Historically, metal caps were feebly secured onto a bottle of sparkling wine by only a string, but in nineteenth century, Adolphe Jacquesson, the French producer of Châlons-sur-Marne, came up with a brilliant idea. Recognizing that closures were often porous, incapable of creating a hermetically sealed bottle, Jacquesson sought a way to keep his wines from losing their original character and aroma. Whereby in 1844, he not only invented a plug that overlapped the circumference of the bottle opening, but also a specially designed machine that drove the plug into the neck of the bottle. Our man was clever!

First dilemma down, one to go! Having solved that pesky problem of oxygen sneaking into his wines, the second issue was how to secure his new creation. Admitting that twine was a rather archaic idea, as wineries were often subject to temperature changes that altered the amount of pressure within a bottle, Jacquesson found an array of popping closures strewn across his winery floor. Inspired by lost cava and the orchestra of popping bottles, he racked his brain while staring pensively at large white reflectors dangling from the walls to refract incoming light onto the winery floor. “Eureka!” he shouted in his heavy French accent as he ran over to a pile of unused reflectors. Cutting a small circle out of the plate, he placed it onto the bottle and secured it with a wire muzzle. Undoubtedly impressed with the effectiveness of his new invention, on November 11th, 1844, Jacquesson registered for his own patent. It’s said that the report on the patent assumes that closures could be made of anything that is both rigid and hard such as, tin, copper, brass or even ceramics, porcelain, hard wood, ivory, bone, horn or boiled leather. However, the patent goes on to report that tin is to be considered the most effective and affordable.

Pol Roger's Vintage Cap

Now comes my favorite part of the article! Let’s take a closer look at the caps in descending order, each title with their given Spanish name. The very first placa located at the top of the top of the page was created in the early XXth century, small and thin; this was considered the most effective placa of its day. But as we continue down the page, we see the evolution of the placa both changing in size and thickness. At one point, the cap also gained four small holes to better secure the muzzle to the bottle. By the early seventies, an engraved letter suddenly appeared on the very top several caps, corresponding to one of three major cava producers: Codorniu, Delapierre and Rondel. The purpose of the letter was to identify which producer was responsible if there was a problem detected in the wine.
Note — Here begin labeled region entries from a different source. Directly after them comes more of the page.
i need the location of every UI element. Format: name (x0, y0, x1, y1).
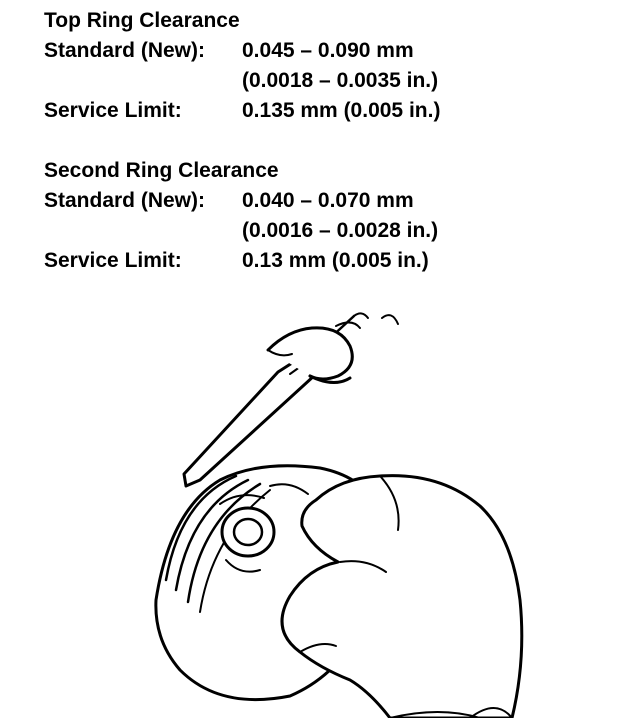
service-limit-value: 0.135 mm (0.005 in.) (242, 99, 441, 122)
second-ring-spec (44, 156, 604, 276)
standard-label: Standard (New): (44, 189, 206, 212)
standard-mm-value: 0.040 – 0.070 mm (242, 189, 414, 212)
top-ring-standard-inch-row (44, 66, 604, 96)
standard-label: Standard (New): (44, 39, 206, 62)
standard-inch-value: (0.0016 – 0.0028 in.) (242, 219, 439, 242)
top-ring-standard-row (44, 36, 604, 66)
second-ring-service-row (44, 246, 604, 276)
second-ring-standard-inch-row (44, 216, 604, 246)
service-limit-value: 0.13 mm (0.005 in.) (242, 249, 429, 272)
second-ring-title: Second Ring Clearance (44, 159, 279, 182)
service-limit-label: Service Limit: (44, 249, 182, 272)
spacer (44, 216, 242, 246)
standard-mm-value: 0.045 – 0.090 mm (242, 39, 414, 62)
spacer (44, 66, 242, 96)
piston-ring-clearance-illustration (140, 300, 640, 718)
top-ring-title: Top Ring Clearance (44, 9, 240, 32)
standard-inch-value: (0.0018 – 0.0035 in.) (242, 69, 439, 92)
top-ring-service-row (44, 96, 604, 126)
top-ring-spec (44, 6, 604, 126)
second-ring-standard-row (44, 186, 604, 216)
service-limit-label: Service Limit: (44, 99, 182, 122)
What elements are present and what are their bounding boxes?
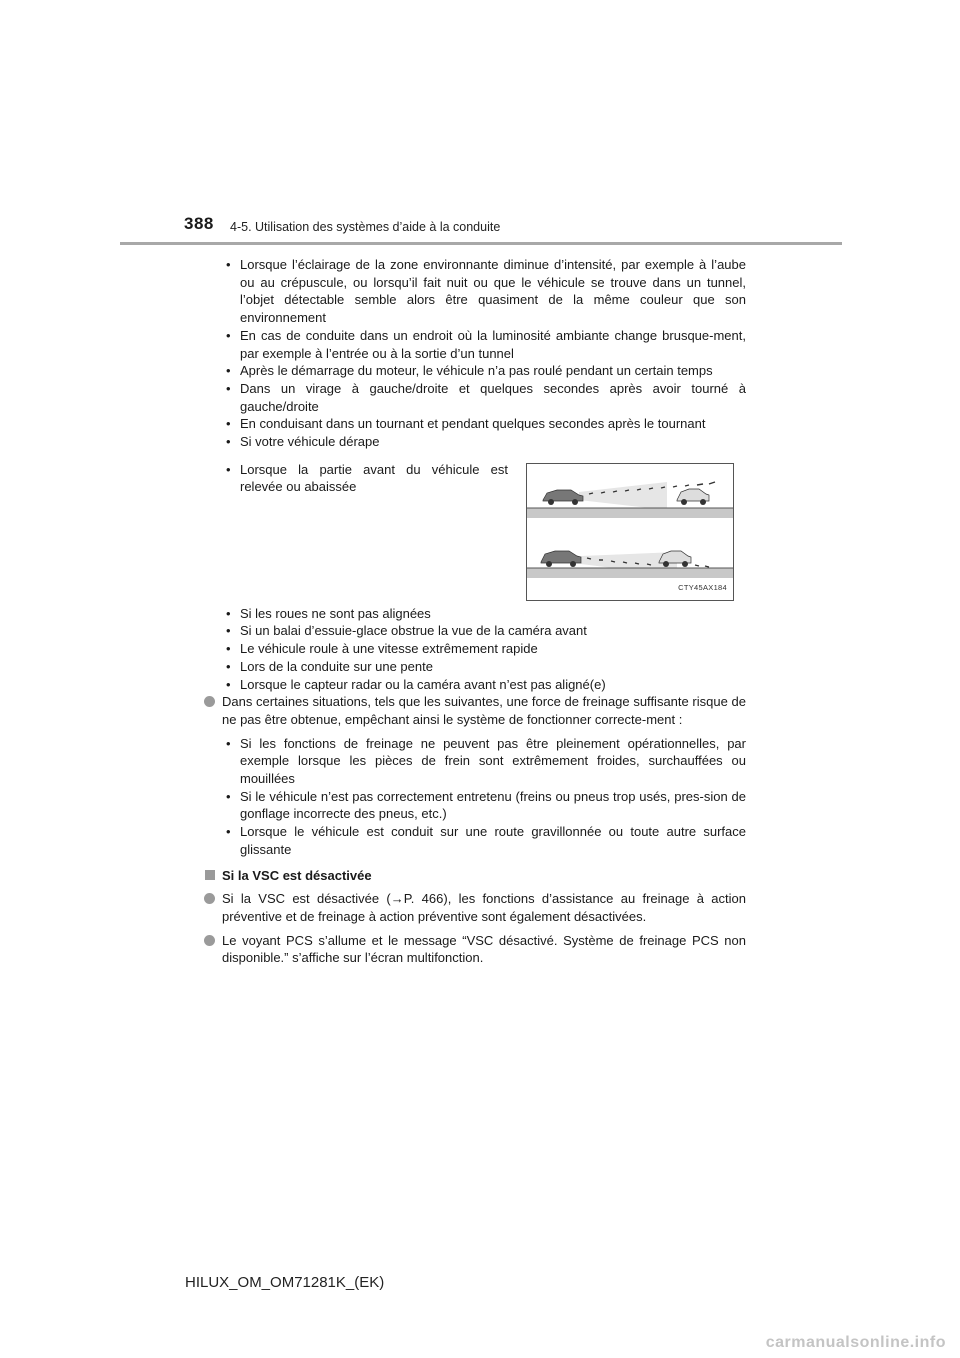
list-item: • Si un balai d’essuie-glace obstrue la vue de la caméra avant [222, 622, 746, 640]
header-rule [120, 242, 842, 245]
footer-doc-id: HILUX_OM_OM71281K_(EK) [185, 1274, 385, 1291]
list-item: • Lors de la conduite sur une pente [222, 658, 746, 676]
list-item: • Dans un virage à gauche/droite et quelques secondes après avoir tourné à gauche/droite [222, 380, 746, 415]
vsc-paragraph-1: Si la VSC est désactivée (→P. 466), les fonctions d’assistance au freinage à action préventive et de freinage à action préventive sont également désactivées. [204, 890, 746, 925]
bullet-with-figure [222, 461, 746, 605]
list-item: • Lorsque le capteur radar ou la caméra avant n’est pas aligné(e) [222, 676, 746, 694]
list-item: • Lorsque le véhicule est conduit sur une route gravillonnée ou toute autre surface glissante [222, 823, 746, 858]
list-item: • Après le démarrage du moteur, le véhicule n’a pas roulé pendant un certain temps [222, 362, 746, 380]
section-title: 4-5. Utilisation des systèmes d’aide à la conduite [230, 220, 501, 234]
list-item: • Si le véhicule n’est pas correctement entretenu (freins ou pneus trop usés, pres-sion de gonflage incorrecte des pneus, etc.) [222, 788, 746, 823]
square-bullet-icon [205, 870, 215, 880]
vehicle-pitch-figure [526, 463, 734, 601]
list-item: • Lorsque la partie avant du véhicule est relevée ou abaissée [222, 461, 508, 496]
braking-force-paragraph: Dans certaines situations, tels que les suivantes, une force de freinage suffisante risque de ne pas être obtenue, empêchant ainsi le système de fonctionner correcte-ment : [204, 693, 746, 728]
vsc-paragraph-2: Le voyant PCS s’allume et le message “VSC désactivé. Système de freinage PCS non disponible.” s’affiche sur l’écran multifonction. [204, 932, 746, 967]
list-item: • Lorsque l’éclairage de la zone environnante diminue d’intensité, par exemple à l’aube ou au crépuscule, ou lorsqu’il fait nuit ou que le véhicule se trouve dans un tunnel, l’objet détectable semble alors être quasiment de la même couleur que son environnement [222, 256, 746, 327]
circle-bullet-icon [204, 893, 215, 904]
list-item: • Si votre véhicule dérape [222, 433, 746, 451]
list-item: • En conduisant dans un tournant et pendant quelques secondes après le tournant [222, 415, 746, 433]
list-item: • Si les roues ne sont pas alignées [222, 605, 746, 623]
vsc-heading: Si la VSC est désactivée [204, 867, 746, 885]
bullet-list-alignment [222, 605, 746, 694]
bullet-list-conditions [222, 256, 746, 451]
figure-code: CTY45AX184 [678, 583, 727, 593]
page-number: 388 [184, 214, 214, 233]
list-item: • En cas de conduite dans un endroit où la luminosité ambiante change brusque-ment, par exemple à l’entrée ou à la sortie d’un tunnel [222, 327, 746, 362]
list-item: • Le véhicule roule à une vitesse extrêmement rapide [222, 640, 746, 658]
bullet-list-braking [222, 735, 746, 859]
circle-bullet-icon [204, 935, 215, 946]
page-content [222, 256, 746, 967]
circle-bullet-icon [204, 696, 215, 707]
list-item: • Si les fonctions de freinage ne peuvent pas être pleinement opérationnelles, par exemple lorsque les pièces de frein sont extrêmement froides, surchauffées ou mouillées [222, 735, 746, 788]
watermark: carmanualsonline.info [765, 1334, 946, 1351]
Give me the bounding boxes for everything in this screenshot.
Culturally, the obsession to collect a placa can be traced back to the French inventor, Pol Roger, who in 1906 used a lithograph to customize a champagne top with the vintage of the wine. Gradually, it dawned upon other manufactures that these cheap, small discs were the perfect promotional tool, leading to caps printed with the producer’s coat of arms or logo. It wasn’t for another sixty years, however, that the Catalans got on board, and printed the Bargalló Sant Sadurní d’Anoia signature on behalf of Castellblanch.

Currently, you can find just about any design, from old black and white photos to classic calligraphed monograms, printed on the cap. And like school baseball teams who seek the support of a local restaurant or shop, Placa Club members will display their century old collections in every bar, restaurant or community center available to the public.

Sadly, our collection is rather pathetic at the moment, a particle board adhered the the wall with a slight dusting of placas, beer crowns and corks. One day, we may get our acts together and create a massive placa lamp, but for now, we’ll have to settle for a bowl filled with reflecting metal spheres just waiting for the mischievous nature of our cat, Txarli, to create a game of kitty hockey.